I've had very few CFL failures, most happen in the first month- if they survive that (more than 90% do), they go for many years.
But then I don't run 23 watters in base-up configurations either. Even at CFL efficiencies it's a lot of heat being directed at a socket designed to INSULATE rather than transmit that heat. Edison base sockets are designed to keep the fixture from catching fire from the intense heat of an incandescent bulb, not to keep the components cool in an electronic ballast.
I've had a few where glue failed on base-up 9W R30s though, but none catastrphophically (a couple I re-glued, the other I tossed since it already had gone a decade in that socket.)
I've gotten candelabra base 3-watt cold-cathode CFLs by the handful and even by the case for under buck a bulb on ****, in years past, but I suppose that was before they showed up in 1 & 2-packs at Home Depot. For whatever reason the infant-failure of the candelabra base seem higher than 13watt twisties, but I've run them for 5+ years since without an issue.
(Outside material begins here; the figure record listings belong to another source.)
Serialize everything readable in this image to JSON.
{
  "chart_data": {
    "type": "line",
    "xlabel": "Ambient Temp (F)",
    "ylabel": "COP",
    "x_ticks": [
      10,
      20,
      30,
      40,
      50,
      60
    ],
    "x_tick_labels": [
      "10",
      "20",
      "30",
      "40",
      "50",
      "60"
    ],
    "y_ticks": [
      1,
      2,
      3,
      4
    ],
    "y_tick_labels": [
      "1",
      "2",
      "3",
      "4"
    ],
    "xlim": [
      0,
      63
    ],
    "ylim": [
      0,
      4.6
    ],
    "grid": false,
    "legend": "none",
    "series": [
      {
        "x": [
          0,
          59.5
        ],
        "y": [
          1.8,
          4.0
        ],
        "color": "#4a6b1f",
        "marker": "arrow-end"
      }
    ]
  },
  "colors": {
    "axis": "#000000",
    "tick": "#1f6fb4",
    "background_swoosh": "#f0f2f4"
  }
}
Ive never lost a cold-cathode bulb (edison base or candelabra, any wattage) that made it past the first 10 hours of operation, and that includes the pair of 5-watters out on the front porch that have seen everything from -10F coolth to cozy 100F outdoor temps over their 5+ year installed life to date. (They're base-up in enclosed sconces too, but at 5W they're never too hot to touch.) They were made in China too (like most light bulbs of all types.)